Da anni siamo impegnati a capire come rifondare le nostre moderne democrazie, senza smentirne le basi concettuali ma consapevoli dell’inadeguatezza del modello storico di adeguarsi a realtà e società più aperte, dinamiche, complesse, ravvicinate. Con uno Stato in stallo, assistiamo a una lunga fase di transizione, dove le risposte e le reazioni al malfunzionamento rischiano di essere o assenti o estemporanee.
Cogliendo un approccio minimale, la crisi potrebbe essere presa dalla coda delle forme organizzative, anziché dalla testa dei presupposti politici.
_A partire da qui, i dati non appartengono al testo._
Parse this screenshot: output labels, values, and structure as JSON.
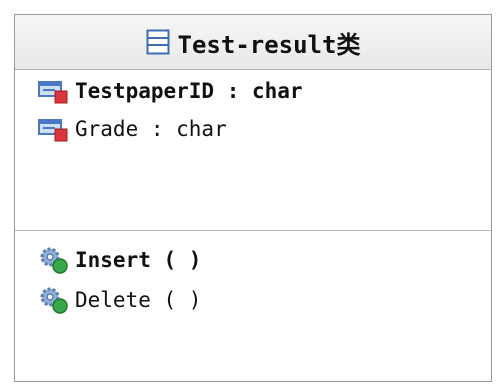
{
  "class": {
    "name": "Test-result类",
    "attributes": [
      {
        "text": "TestpaperID : char",
        "icon": "attribute-icon"
      },
      {
        "text": "Grade : char",
        "icon": "attribute-icon"
      }
    ],
    "operations": [
      {
        "text": "Insert ( )",
        "icon": "operation-icon"
      },
      {
        "text": "Delete ( )",
        "icon": "operation-icon"
      }
    ]
  },
  "colors": {
    "header_top": "#f7f7f7",
    "header_bottom": "#e8e8e8",
    "border": "#9a9a9a",
    "class_icon": "#3a6fb5",
    "attribute_icon_blue": "#4a78c2",
    "attribute_icon_red": "#d9363b",
    "operation_icon_gear": "#5a7fb0",
    "operation_icon_green": "#3aa84a"
  }
}
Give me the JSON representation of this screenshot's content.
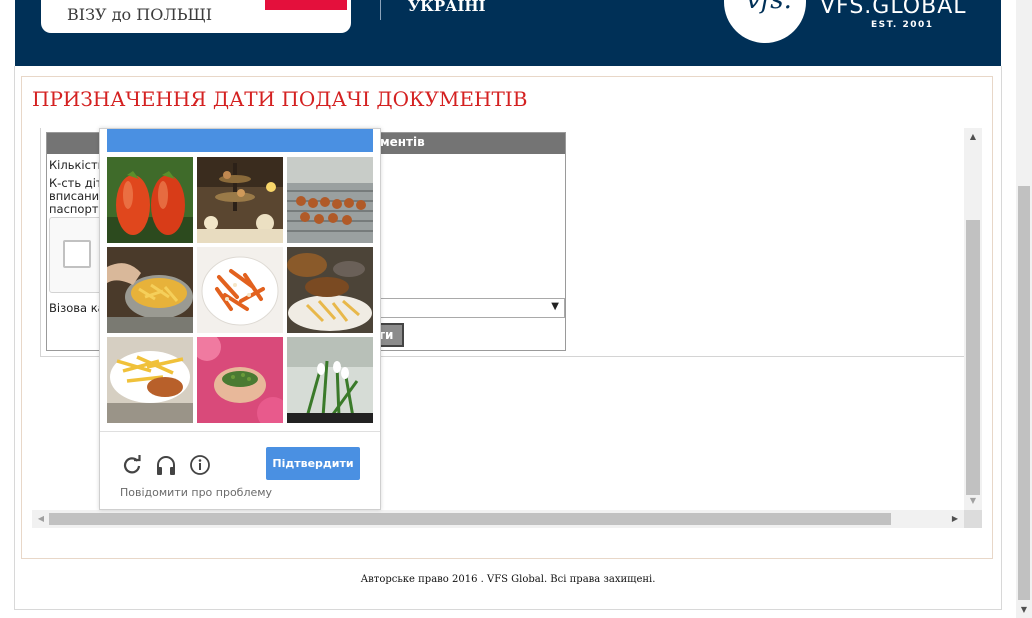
{
  "header": {
    "visa_card_text": "ВІЗУ до ПОЛЬЩІ",
    "ukraine_text": "УКРАЇНІ",
    "logo_glyph": "vfs.",
    "brand_name": "VFS.GLOBAL",
    "brand_est": "EST. 2001"
  },
  "main": {
    "page_title": "ПРИЗНАЧЕННЯ ДАТИ ПОДАЧІ ДОКУМЕНТІВ",
    "form": {
      "header_fragment": "ументів",
      "label_count": "Кількість",
      "label_children_1": "К-сть діт",
      "label_children_2": "вписаних",
      "label_children_3": "паспорт",
      "label_visa_cat": "Візова ка",
      "button_fragment": "ти"
    }
  },
  "captcha": {
    "verify_label": "Підтвердити",
    "report_label": "Повідомити про проблему",
    "icons": [
      "refresh-icon",
      "headphones-icon",
      "info-icon"
    ],
    "tiles": [
      "tomatoes",
      "tea-party",
      "grilled-skewers",
      "fries-basket",
      "pasta-plate",
      "burger-and-fries",
      "fries-plate",
      "hands-with-seeds",
      "snowdrops"
    ],
    "accent_color": "#4a90e2"
  },
  "footer": {
    "copyright": "Авторське право 2016 . VFS Global. Всі права захищені."
  }
}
Il seminario del 27 marzo, delle ore 10:30, vorrebbe ragionare di questo tema, a partire dalla constatazione che occorra individuare non il modello organizzativo di Stato, ma un modello minimo, un sistema basilare condiviso di regole organizzative, di prassi, di funzionamento: alcune idealtipiche (quale proto_tipo; quale organizzazione per fare cosa), altre più pratiche (il ruolo del governo di prossimità; il perimetro dei servizi essenziali; la definizione dei bisogni).
L’incontro del 27 marzo vuole avere una duplice finalità.
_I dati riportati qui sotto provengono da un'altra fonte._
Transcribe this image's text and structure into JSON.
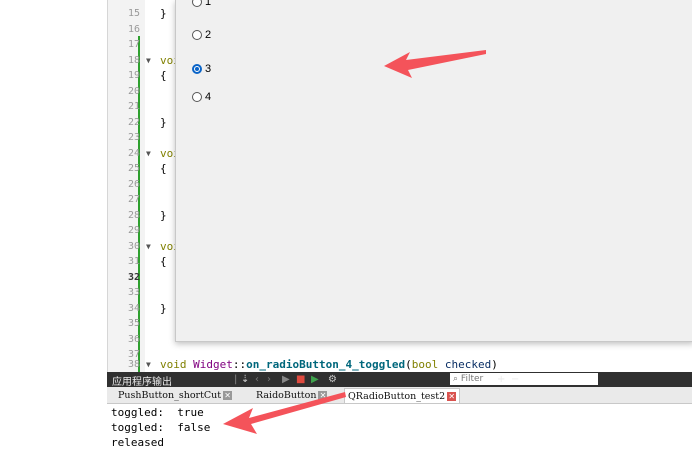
{
  "editor": {
    "lines": [
      {
        "num": "15",
        "text": "}"
      },
      {
        "num": "16",
        "text": ""
      },
      {
        "num": "17",
        "text": ""
      },
      {
        "num": "18",
        "text": "voi"
      },
      {
        "num": "19",
        "text": "{"
      },
      {
        "num": "20",
        "text": ""
      },
      {
        "num": "21",
        "text": ""
      },
      {
        "num": "22",
        "text": "}"
      },
      {
        "num": "23",
        "text": ""
      },
      {
        "num": "24",
        "text": "voi"
      },
      {
        "num": "25",
        "text": "{"
      },
      {
        "num": "26",
        "text": ""
      },
      {
        "num": "27",
        "text": ""
      },
      {
        "num": "28",
        "text": "}"
      },
      {
        "num": "29",
        "text": ""
      },
      {
        "num": "30",
        "text": "voi"
      },
      {
        "num": "31",
        "text": "{"
      },
      {
        "num": "32",
        "text": ""
      },
      {
        "num": "33",
        "text": ""
      },
      {
        "num": "34",
        "text": "}"
      },
      {
        "num": "35",
        "text": ""
      },
      {
        "num": "36",
        "text": ""
      },
      {
        "num": "37",
        "text": ""
      }
    ],
    "last_line": {
      "num": "38",
      "kw": "void",
      "cls": "Widget",
      "sep": "::",
      "fn": "on_radioButton_4_toggled",
      "open": "(",
      "type": "bool",
      "param": "checked",
      "close": ")"
    }
  },
  "dialog": {
    "radios": [
      {
        "label": "1",
        "checked": false
      },
      {
        "label": "2",
        "checked": false
      },
      {
        "label": "3",
        "checked": true
      },
      {
        "label": "4",
        "checked": false
      }
    ]
  },
  "output_panel": {
    "title": "应用程序输出",
    "filter_placeholder": "Filter",
    "add_label": "+",
    "minus_label": "−",
    "tabs": [
      "PushButton_shortCut",
      "RaidoButton",
      "QRadioButton_test2"
    ],
    "active_tab": 2,
    "lines": [
      "toggled:  true",
      "toggled:  false",
      "released"
    ]
  },
  "colors": {
    "accent_red_arrow": "#f4535a",
    "radio_checked": "#0a64c8",
    "panel_bar": "#303030"
  }
}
In primo luogo, sottolineare la debolezza del modello organizzativo italiano: tra i modelli “efficienti” di Stato minimo, Stato di benessere e Stato massimo, ci sono quelli “inefficienti” di Stato assente, disfunzionale, regressivo. In secondo luogo, provare a capire come migliorare l’organizzazione dello Stato per poter ridisegnare il nostro vivere comune nella tradizione europea, che continua ad essere – così ci sembra – quella più convincente, tra l’est e l’ovest del mondo.